While these tests can diagnose hearing or balance issues, most problems due to ototoxicity usually go undetected. That's because kids may have very minimal hearing loss with symptoms that don't seem worth telling parents or doctors about. Or, they may not notice anything at all.
And balance problems can be even tougher to detect, since kids have a much harder time than adults recognizing and describing balance problems.
Although research continues on drugs to prevent or reverse ototoxicity, currently there's no surefire way to reverse it. The good news, though, is that the ear might just need time to heal.
And some kids may have no further hearing or balance problems if they can stop taking the medication that's causing their symptoms. Doctors may be able to help keep problems due to ototoxicity from getting worse by changing the dosage or medication. However, that's not always possible — certain drugs are crucial to fighting specific infections or diseases, which may mean that switching to a different drug or reducing the dose just isn't an option. These kids may benefit from auditory or listening therapy and speech (lip) reading.
Those with serious damage to the inner ear also may need an amplification device, hearing aid, or cochlear implant.
An amplification device called an FM system can help reduce background noise.

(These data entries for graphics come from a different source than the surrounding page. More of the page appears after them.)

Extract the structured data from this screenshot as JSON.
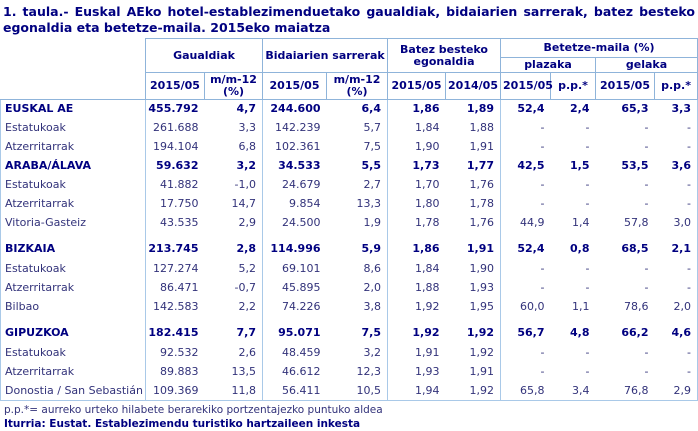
{
  "title": "1. taula.- Euskal AEko hotel-establezimenduetako gaualdiak, bidaiarien sarrerak, batez besteko egonaldia eta betetze-maila. 2015eko maiatza",
  "colors": {
    "text_navy": "#000080",
    "text_regular": "#32327a",
    "border_light_blue": "#a9c9e8"
  },
  "table": {
    "header": {
      "gaualdiak": "Gaualdiak",
      "bidaiarien": "Bidaiarien sarrerak",
      "batez": "Batez besteko egonaldia",
      "betetze": "Betetze-maila (%)",
      "plazaka": "plazaka",
      "gelaka": "gelaka",
      "sub": [
        "2015/05",
        "m/m-12 (%)",
        "2015/05",
        "m/m-12 (%)",
        "2015/05",
        "2014/05",
        "2015/05",
        "p.p.*",
        "2015/05",
        "p.p.*"
      ]
    },
    "rows": [
      {
        "label": "EUSKAL AE",
        "style": "group",
        "gap": false,
        "values": [
          "455.792",
          "4,7",
          "244.600",
          "6,4",
          "1,86",
          "1,89",
          "52,4",
          "2,4",
          "65,3",
          "3,3"
        ]
      },
      {
        "label": "Estatukoak",
        "style": "sub",
        "gap": false,
        "values": [
          "261.688",
          "3,3",
          "142.239",
          "5,7",
          "1,84",
          "1,88",
          "-",
          "-",
          "-",
          "-"
        ]
      },
      {
        "label": "Atzerritarrak",
        "style": "sub",
        "gap": false,
        "values": [
          "194.104",
          "6,8",
          "102.361",
          "7,5",
          "1,90",
          "1,91",
          "-",
          "-",
          "-",
          "-"
        ]
      },
      {
        "label": "ARABA/ÁLAVA",
        "style": "group",
        "gap": false,
        "values": [
          "59.632",
          "3,2",
          "34.533",
          "5,5",
          "1,73",
          "1,77",
          "42,5",
          "1,5",
          "53,5",
          "3,6"
        ]
      },
      {
        "label": "Estatukoak",
        "style": "sub",
        "gap": false,
        "values": [
          "41.882",
          "-1,0",
          "24.679",
          "2,7",
          "1,70",
          "1,76",
          "-",
          "-",
          "-",
          "-"
        ]
      },
      {
        "label": "Atzerritarrak",
        "style": "sub",
        "gap": false,
        "values": [
          "17.750",
          "14,7",
          "9.854",
          "13,3",
          "1,80",
          "1,78",
          "-",
          "-",
          "-",
          "-"
        ]
      },
      {
        "label": "Vitoria-Gasteiz",
        "style": "sub",
        "gap": false,
        "values": [
          "43.535",
          "2,9",
          "24.500",
          "1,9",
          "1,78",
          "1,76",
          "44,9",
          "1,4",
          "57,8",
          "3,0"
        ]
      },
      {
        "label": "BIZKAIA",
        "style": "group",
        "gap": true,
        "values": [
          "213.745",
          "2,8",
          "114.996",
          "5,9",
          "1,86",
          "1,91",
          "52,4",
          "0,8",
          "68,5",
          "2,1"
        ]
      },
      {
        "label": "Estatukoak",
        "style": "sub",
        "gap": false,
        "values": [
          "127.274",
          "5,2",
          "69.101",
          "8,6",
          "1,84",
          "1,90",
          "-",
          "-",
          "-",
          "-"
        ]
      },
      {
        "label": "Atzerritarrak",
        "style": "sub",
        "gap": false,
        "values": [
          "86.471",
          "-0,7",
          "45.895",
          "2,0",
          "1,88",
          "1,93",
          "-",
          "-",
          "-",
          "-"
        ]
      },
      {
        "label": "Bilbao",
        "style": "sub",
        "gap": false,
        "values": [
          "142.583",
          "2,2",
          "74.226",
          "3,8",
          "1,92",
          "1,95",
          "60,0",
          "1,1",
          "78,6",
          "2,0"
        ]
      },
      {
        "label": "GIPUZKOA",
        "style": "group",
        "gap": true,
        "values": [
          "182.415",
          "7,7",
          "95.071",
          "7,5",
          "1,92",
          "1,92",
          "56,7",
          "4,8",
          "66,2",
          "4,6"
        ]
      },
      {
        "label": "Estatukoak",
        "style": "sub",
        "gap": false,
        "values": [
          "92.532",
          "2,6",
          "48.459",
          "3,2",
          "1,91",
          "1,92",
          "-",
          "-",
          "-",
          "-"
        ]
      },
      {
        "label": "Atzerritarrak",
        "style": "sub",
        "gap": false,
        "values": [
          "89.883",
          "13,5",
          "46.612",
          "12,3",
          "1,93",
          "1,91",
          "-",
          "-",
          "-",
          "-"
        ]
      },
      {
        "label": "Donostia / San Sebastián",
        "style": "sub",
        "gap": false,
        "values": [
          "109.369",
          "11,8",
          "56.411",
          "10,5",
          "1,94",
          "1,92",
          "65,8",
          "3,4",
          "76,8",
          "2,9"
        ]
      }
    ]
  },
  "footnote": "p.p.*= aurreko urteko hilabete berarekiko portzentajezko puntuko aldea",
  "source": "Iturria: Eustat. Establezimendu turistiko hartzaileen inkesta"
}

FM systems, sometimes called "auditory trainers," may be provided in the classroom to improve hearing in group or noisy environments and also can be fitted for personal or home use. Other assistive listening or alerting devices may help older kids.
Hearing aids come in various forms that fit inside or behind the ear and make sounds louder. They are adjusted by an audiologist so that the sound coming in is amplified enough to allow the person with a hearing impairment to hear it clearly. Sometimes, the hearing loss is so severe that the most powerful hearing aids can't amplify the sound enough. In those cases, a cochlear implant may be recommended.
Cochlear implants are surgically implanted devices that bypass the damaged inner ear and send signals directly to the auditory nerve. A small microphone behind the ear picks up sound waves and sends them to a receiver that has been placed under the scalp. This receiver then transmits impulses directly to the hearing nerve. These signals are perceived as sound and allow the person to hear.
If balance problems are an issue for kids, they will undergo balance therapy (also called vestibular rehabilitation) with a physical or vestibular therapist. Therapy may include training exercises that help strengthen balance skills and coordination. Exercises may involve bending down, standing or walking with eyes open and then with eyes closed, or having a therapist reposition your child's head at different angles to move fluid or debris out of certain parts of the ear.
Early Detection Is Key
The earlier a child is diagnosed with ototoxicity, the sooner treatment can begin.
In the very young, it's especially important to catch it early. That's because babies and toddlers need to be able to hear voices and conversations clearly in order to fully develop their speech and language skills. For older kids, hearing problems can affect how they socialize and communicate with others and how they do in school. And balance problems can have a huge effect on kids of any age, especially since it can put them at risk for dangerous falls.
If your child is having hearing and/or balance problems and is taking high doses of medications, talk to your doctor. Be sure to mention all of your child's symptoms, whether they seem related or not. For instance, you might not think things like trouble walking or paying attention in school could have anything to do with the ears, but they might.
If you're concerned about any medication your child is taking, always contact your doctor — never change the dose or stop giving your child a medication without talking to your doctor first.